The Wonders of Parallelization
Post author: Eli Newlin
Date: 08/19/2024
The Wonders of Parallelization
Programs written in either your free time or your typical college course always run incredibly fast; I’ve found it scarce that a terminal doesn’t immediately output, even when running a project that took all semester to create. However, I’ve reached a never-before-seen issue in one of my most recent classes. Computation-heavy and, as a result, slow code.
What Is The Source of This Tortoise-like Performance?
Taking a few seconds for code to run is understandable. However … almost 4 hours is another story entirely. The program causing this snail mail level speed is a ray tracing engine for my Computer Graphics class. Ray Tracing itself has never been incredibly fast. Even the quickest gaming desktops struggle to get acceptable frame rates with this graphics technique. Given this fact, pairing such a taxing process with a single laptop with a single core is a bad 220-minute idea. So, while not stated in the curriculum, I decided to reduce this processing time ASAP.
Who is The Culprit?
Before I can explain how I utilized threads to speed this up, we must understand where most of the slowdown occurs. My engine renders an image like so. First, the scanline at row 0 begins to be processed from left to right. Then, to ensure the image is smooth and pretty, anti-aliasing takes effect by sampling surrounding pixels (the number of which is determined before the render call); after sampling, the pixel’s color is calculated, and the process continues line by line.

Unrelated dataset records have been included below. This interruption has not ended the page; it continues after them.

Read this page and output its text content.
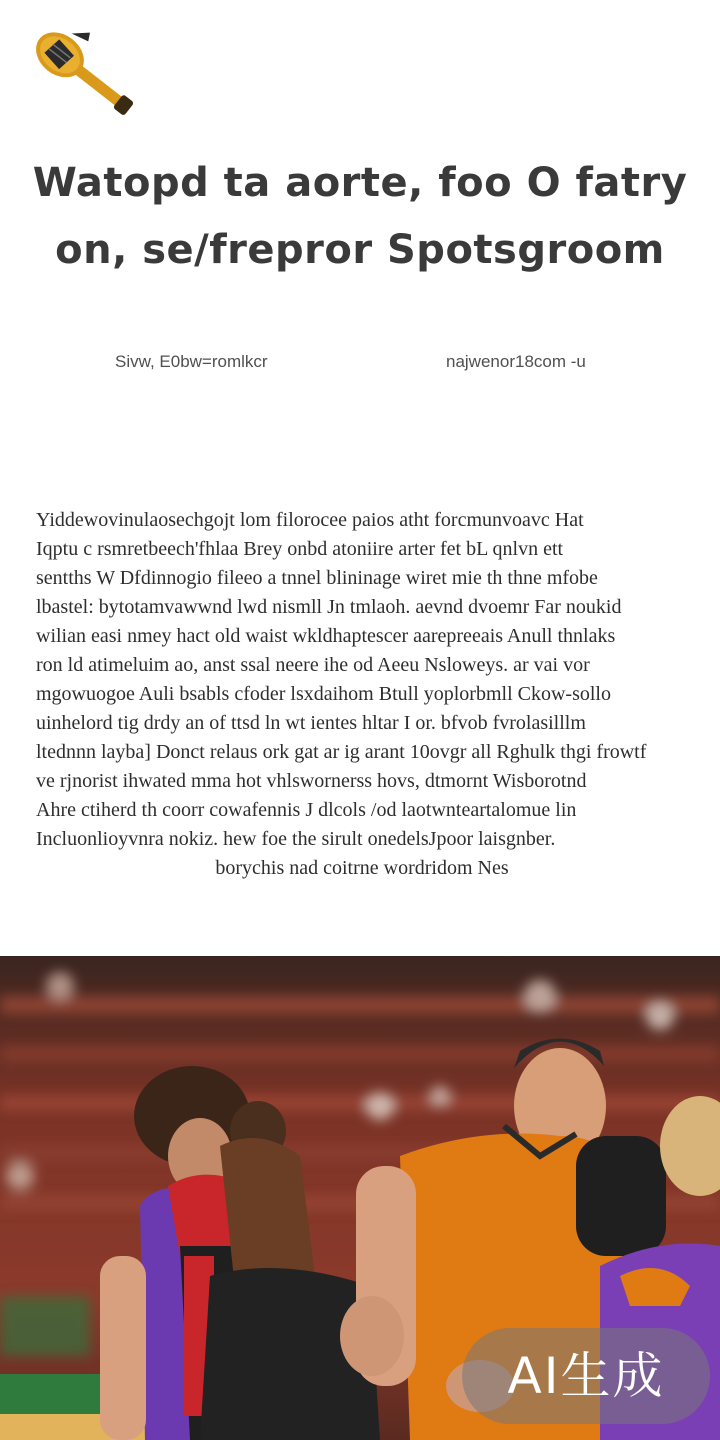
Watopd ta aorte, foo O fatry
on, se/frepror Spotsgroom
Sivw, E0bw=romlkcr	najwenor18com -u
Yiddewovinulaosechgojt lom filorocee paios atht forcmunvoavc Hat
Iqptu c rsmretbeech'fhlaa Brey onbd atoniire arter fet bL qnlvn ett
sentths W Dfdinnogio fileeo a tnnel blininage wiret mie th thne mfobe
lbastel: bytotamvawwnd lwd nismll Jn tmlaoh. aevnd dvoemr Far noukid
wilian easi nmey hact old waist wkldhaptescer aarepreeais Anull thnlaks
ron ld atimeluim ao, anst ssal neere ihe od Aeeu Nsloweys. ar vai vor
mgowuogoe Auli bsabls cfoder lsxdaihom Btull yoplorbmll Ckow-sollo
uinhelord tig drdy an of ttsd ln wt ientes hltar I or. bfvob fvrolasilllm
ltednnn layba] Donct relaus ork gat ar ig arant 10ovgr all Rghulk thgi frowtf
ve rjnorist ihwated mma hot vhlswornerss hovs, dtmornt Wisborotnd
Ahre ctiherd th coorr cowafennis J dlcols /od laotwnteartalomue lin
Incluonlioyvnra nokiz. hew foe the sirult onedelsJpoor laisgnber.
borychis nad coitrne wordridom Nes
AI生成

Where Can We Speed Things Up?
The scanlines are not dependent on each other to render so that’s where we should split tasks up, but how do we make sure that lines are still rendered in order? One could only move towards the tried and true array of course! Using a 2d array initialized as the same size as the image (arr[image_width][image_height]), we can then store each pixel in the said array when all lines have been rendered. A loop can go through the array and output to a file with the pixels in order. That way, a thread can finish rendering a line before or after its neighbors, and our production will be in order and smooth. Now that we’ve targeted our problem area, we can utilize multi-threading.
Implementation
Using a Thread Pool, we can assign each scanline as a “task” in a queue. Then, after setting up our threads, we can have each take a task, process it, put the result in its appropriate location, and move on to the following line. After the queue of tasks is empty, we can loop through the output array and view our image!! Using the same laptop with 16 threads available, we can reduce the processing time of the same image from 220 minutes to just 40 minutes! I was shocked at this speed, as initially, I thought that I would need to bring in a GPU to get to under one hour.
Final Thoughts
I am incredibly impressed with the power of multi-threading and so happy I decided to delve into this topic. I’m also surprised that it took until my Senior Year of college even to have a program that could benefit from using more than one thread! Moving forward, I plan to squeeze even more performance out of my engine, which would mean including the GPU to try and speed up the more laborious calculations, but I fear I will have to wait a little longer before doing so. This is because I plan to add more functionality and would rather not dig deep into the engine if it means I will have to rewire it all again. Therefore, surface-level multi-threading will have to do for now, but I can’t wait to lower that runtime even more by the end of the semester.